An orthogonal map is a matrix that just rotates the coordinates but does not change anything else unlike a Lorentz transformation because Lorentz transformations change the size of an object in the direction of motion more than in other directions.

Answer 2

An example of a Lorentz transformation for two inertial frames with relative velocity $v$ in the $x$ direction is: \begin{equation*} \left[ \begin{matrix} x' \\ y' \\ z' \\ ct' \\ \end{matrix} \right] = \left[ \begin{matrix} \cosh\theta & 0 & 0 & \sinh\theta \\ 0 & 1 & 0 & 0 \\ 0 & 0 & 1 & 0 \\ \sinh\theta & 0 & 0 & \cosh\theta \end{matrix} \right] \left[ \begin{matrix} x \\ y \\ z \\ ct \end{matrix} \right] \end{equation*} where $\theta = \tanh^{-1}(v/c)$.

Superficially, this looks almost like a rotation matrix, except that it uses hyperbolic trig functions instead of normal trig functions. From that analogy, you might also be led to rediscover the invariance of $c^2 t^2 - x^2 - y^2 - z^2$ under Lorentz transformations - as opposed to the invariance of $x_1^2 + x_2^2 + x_3^2 + x_4^2$ under orthogonal transformations.

Answer 3

In the Cartesian plane with coordinates $(x, y)$, and with $\theta$ denoting a real number, a rotation has the form $$ R_{\theta}\left[\begin{array}{@{}c@{}} x \\ y \\ \end{array}\right] = \left[\begin{array}{@{}rr@{}} \cos\theta & -\sin\theta \\ \sin\theta & \cos\theta \\ \end{array}\right]\left[\begin{array}{@{}c@{}} x \\ y \\ \end{array}\right] = \left[\begin{array}{@{}c@{}} x\cos\theta - y\sin\theta \\ x\sin\theta + y\cos\theta \\ \end{array}\right], $$ while a boost has the form $$ B_{\theta}\left[\begin{array}{@{}c@{}} x \\ y \\ \end{array}\right] = \left[\begin{array}{@{}rr@{}} \cosh\theta & \sinh\theta \\ \sinh\theta & \cosh\theta \\ \end{array}\right]\left[\begin{array}{@{}c@{}} x \\ y \\ \end{array}\right] = \left[\begin{array}{@{}c@{}} x\cosh\theta + y\sinh\theta \\ x\sinh\theta + y\cosh\theta \\ \end{array}\right]. $$ A rotation preserves the Euclidean metric $dx^{2} + dy^{2}$, while a boost preserves the Lorentz metric $-dx^{2} + dy^{2}$.

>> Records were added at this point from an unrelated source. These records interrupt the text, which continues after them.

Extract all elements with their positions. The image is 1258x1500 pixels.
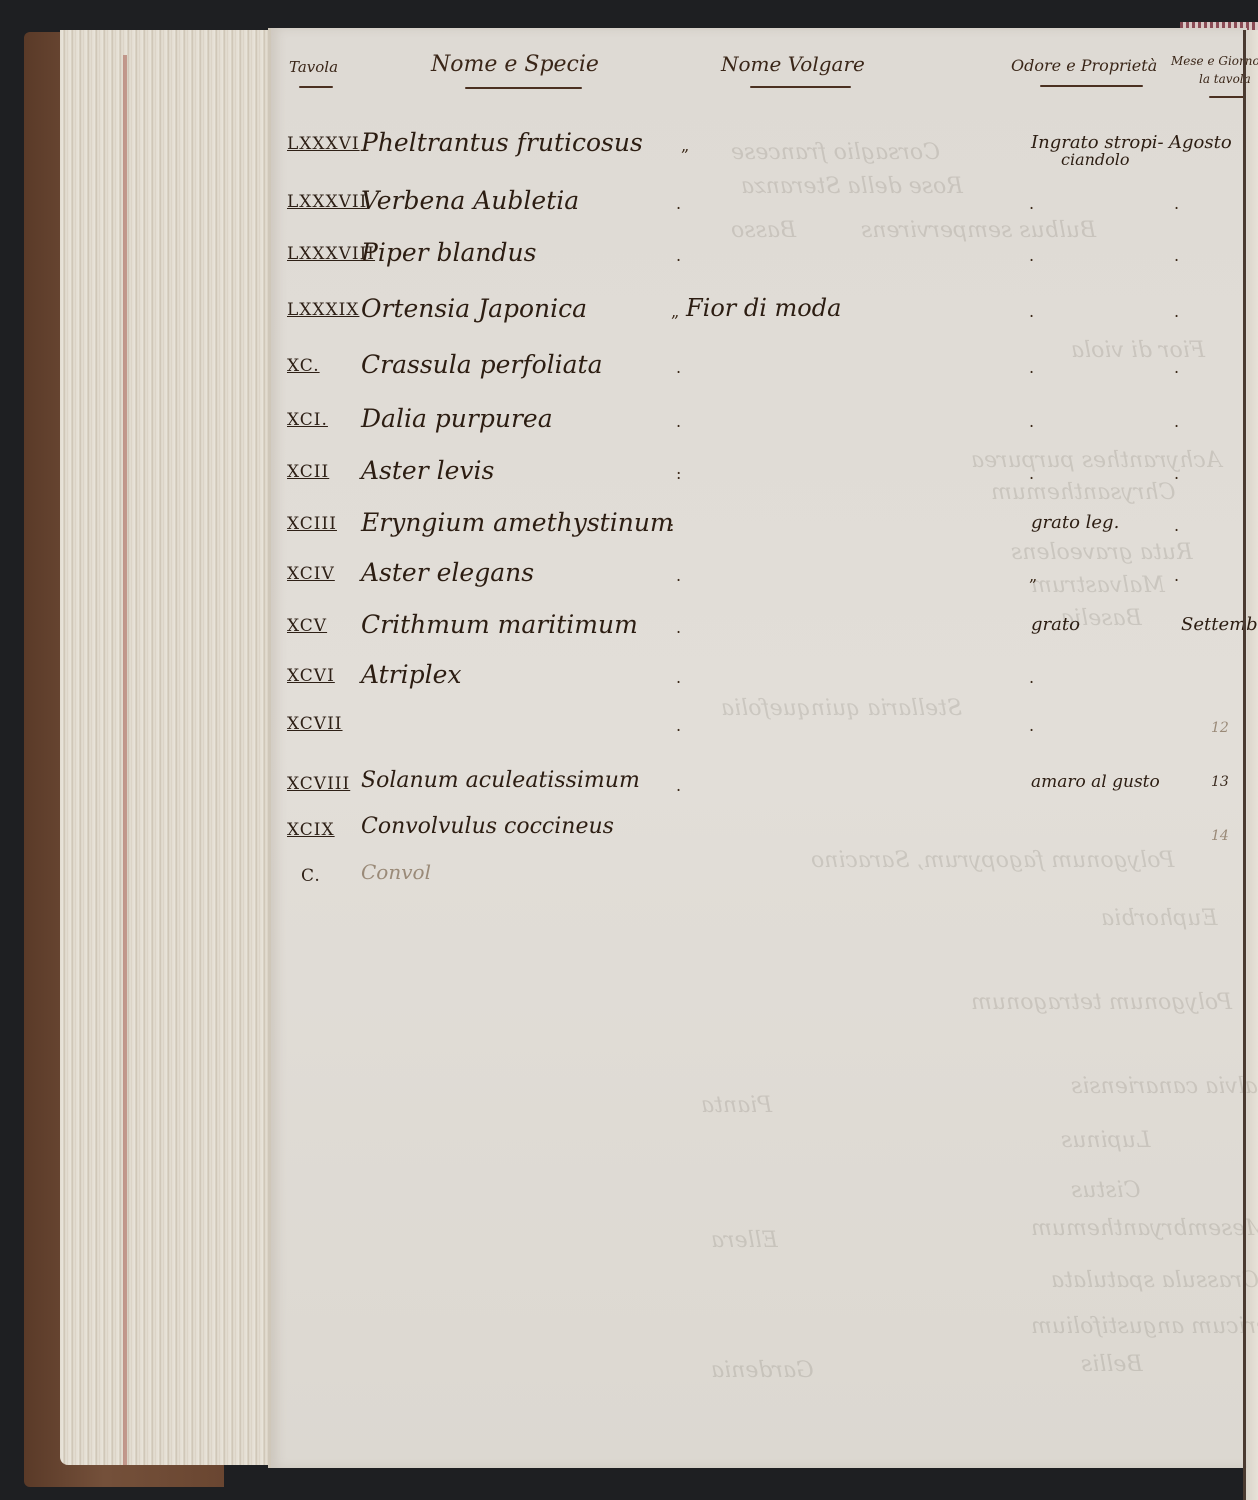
bleed-text: Pianta: [701, 1093, 772, 1118]
page-gutter: [1243, 30, 1246, 1500]
page-edges: [60, 30, 275, 1465]
ditto-mark: .: [1174, 246, 1179, 265]
ditto-mark: .: [1174, 194, 1179, 213]
ditto-mark: .: [1174, 302, 1179, 321]
table-row: XCVIII Solanum aculeatissimum . amaro al…: [271, 768, 1247, 808]
header-nome-volgare: Nome Volgare: [721, 52, 865, 76]
species-name: Dalia purpurea: [361, 404, 553, 433]
ditto-mark: .: [1029, 194, 1034, 213]
ditto-mark: .: [1174, 464, 1179, 483]
ditto-mark: .: [1174, 516, 1179, 535]
bleed-text: Crassula spatulata: [1051, 1268, 1258, 1293]
ditto-mark: .: [676, 668, 681, 687]
species-name: Atriplex: [361, 660, 462, 689]
header-nome-specie: Nome e Specie: [431, 52, 599, 77]
bleed-text: Ellera: [711, 1228, 778, 1253]
header-tavola: Tavola: [289, 58, 338, 76]
species-name: Crassula perfoliata: [361, 350, 603, 379]
ditto-mark: :: [676, 464, 681, 483]
table-row: XCII Aster levis : . .: [271, 456, 1247, 496]
mese-text: Settemb.: [1181, 614, 1258, 635]
table-row: XCVI Atriplex . .: [271, 660, 1247, 700]
odore-text: grato leg.: [1031, 512, 1119, 533]
margin-number: 14: [1211, 828, 1229, 844]
tavola-number: LXXXIX: [287, 300, 359, 320]
species-name: Crithmum maritimum: [361, 610, 638, 639]
tavola-number: XCVII: [287, 714, 343, 734]
bleed-text: Euphorbia: [1101, 906, 1217, 931]
table-row: C. Convol: [271, 860, 1247, 900]
table-row: XCIV Aster elegans . „ .: [271, 558, 1247, 598]
species-name: Ortensia Japonica: [361, 294, 587, 323]
volgare-text: Fior di moda: [686, 294, 841, 322]
ditto-mark: .: [676, 566, 681, 585]
ditto-mark: .: [1029, 246, 1034, 265]
ditto-mark: .: [1174, 412, 1179, 431]
ditto-mark: .: [1029, 358, 1034, 377]
table-row: LXXXVII Verbena Aubletia . . .: [271, 186, 1247, 226]
table-row: LXXXVIII Piper blandus . . .: [271, 238, 1247, 278]
odore-text-line2: ciandolo: [1061, 150, 1130, 169]
tavola-number: XCI.: [287, 410, 328, 430]
bleed-text: Salvia canariensis: [1071, 1074, 1258, 1099]
tavola-number: XCVI: [287, 666, 335, 686]
tavola-number: LXXXVI: [287, 134, 360, 154]
species-name: Solanum aculeatissimum: [361, 768, 640, 793]
tavola-number: C.: [301, 866, 321, 886]
tavola-number: XCV: [287, 616, 327, 636]
species-name: Aster levis: [361, 456, 494, 485]
odore-text: amaro al gusto: [1031, 772, 1160, 792]
ditto-mark: .: [676, 246, 681, 265]
ditto-mark: .: [676, 776, 681, 795]
ditto-mark: „: [681, 136, 689, 155]
species-name: Aster elegans: [361, 558, 534, 587]
manuscript-page: Corsaglio francese Rose della Steranza B…: [268, 28, 1247, 1468]
bleed-text: Mesembryanthemum: [1031, 1216, 1258, 1241]
bleed-text: Bellis: [1081, 1352, 1143, 1377]
table-row: XCI. Dalia purpurea . . .: [271, 404, 1247, 444]
bleed-text: Cistus: [1071, 1178, 1140, 1203]
tavola-number: XCII: [287, 462, 329, 482]
red-page-edge: [123, 55, 127, 1465]
ditto-mark: .: [676, 194, 681, 213]
tavola-number: XCIV: [287, 564, 335, 584]
species-name: Verbena Aubletia: [361, 186, 579, 215]
ditto-mark: .: [1029, 302, 1034, 321]
table-row: XCV Crithmum maritimum . grato Settemb.: [271, 610, 1247, 650]
bleed-text: Lupinus: [1061, 1128, 1151, 1153]
ditto-mark: .: [676, 358, 681, 377]
tavola-number: XCVIII: [287, 774, 350, 794]
bleed-text: Polygonum tetragonum: [971, 990, 1232, 1015]
species-name: Convolvulus coccineus: [361, 814, 614, 839]
bleed-text: Gardenia: [711, 1358, 814, 1383]
ditto-mark: .: [676, 412, 681, 431]
ditto-mark: „: [1029, 566, 1037, 585]
margin-number: 12: [1211, 720, 1229, 736]
species-name: Pheltrantus fruticosus: [361, 128, 643, 157]
mese-text: Agosto: [1169, 132, 1232, 153]
table-row: LXXXVI Pheltrantus fruticosus „ Ingrato …: [271, 128, 1247, 168]
species-name: Piper blandus: [361, 238, 536, 267]
ditto-mark: .: [1174, 358, 1179, 377]
species-name-faded: Convol: [361, 860, 431, 884]
ditto-mark: .: [676, 618, 681, 637]
ditto-mark: .: [1174, 566, 1179, 585]
header-odore-proprieta: Odore e Proprietà: [1011, 56, 1157, 75]
table-row: LXXXIX Ortensia Japonica „ Fior di moda …: [271, 294, 1247, 334]
tavola-number: XCIII: [287, 514, 337, 534]
tavola-number: XC.: [287, 356, 320, 376]
table-row: XCIII Eryngium amethystinum : grato leg.…: [271, 508, 1247, 548]
table-row: XCVII . .: [271, 708, 1247, 748]
ditto-mark: :: [669, 516, 674, 535]
ditto-mark: .: [1029, 668, 1034, 687]
ditto-mark: .: [676, 716, 681, 735]
table-row: XC. Crassula perfoliata . . .: [271, 350, 1247, 390]
margin-number: 13: [1211, 774, 1229, 790]
ditto-mark: „: [671, 302, 679, 321]
species-name: Eryngium amethystinum: [361, 508, 674, 537]
ditto-mark: .: [1029, 412, 1034, 431]
bleed-text: Hypericum angustifolium: [1031, 1314, 1258, 1339]
tavola-number: LXXXVII: [287, 192, 367, 212]
tavola-number: XCIX: [287, 820, 335, 840]
ditto-mark: .: [1029, 716, 1034, 735]
odore-text: grato: [1031, 614, 1080, 635]
ditto-mark: .: [1029, 464, 1034, 483]
table-row: XCIX Convolvulus coccineus: [271, 814, 1247, 854]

In four-dimensional space, analogously, a rotation preserves the Euclidean metric $$ dx_{1}^{2} + dx_{2}^{2} + dx_{3}^{2} + dx_{4}^{2}, $$ while (modulo the choice of timelike coordinate) a Lorentz transformation preserves the metric $$ -dx_{1}^{2} + dx_{2}^{2} + dx_{3}^{2} + dx_{4}^{2}. $$ Writing down a general rotation or Lorentz transformation is not as pleasant as in the plane, but the situation in the plane conveys the general flavor of the distinction.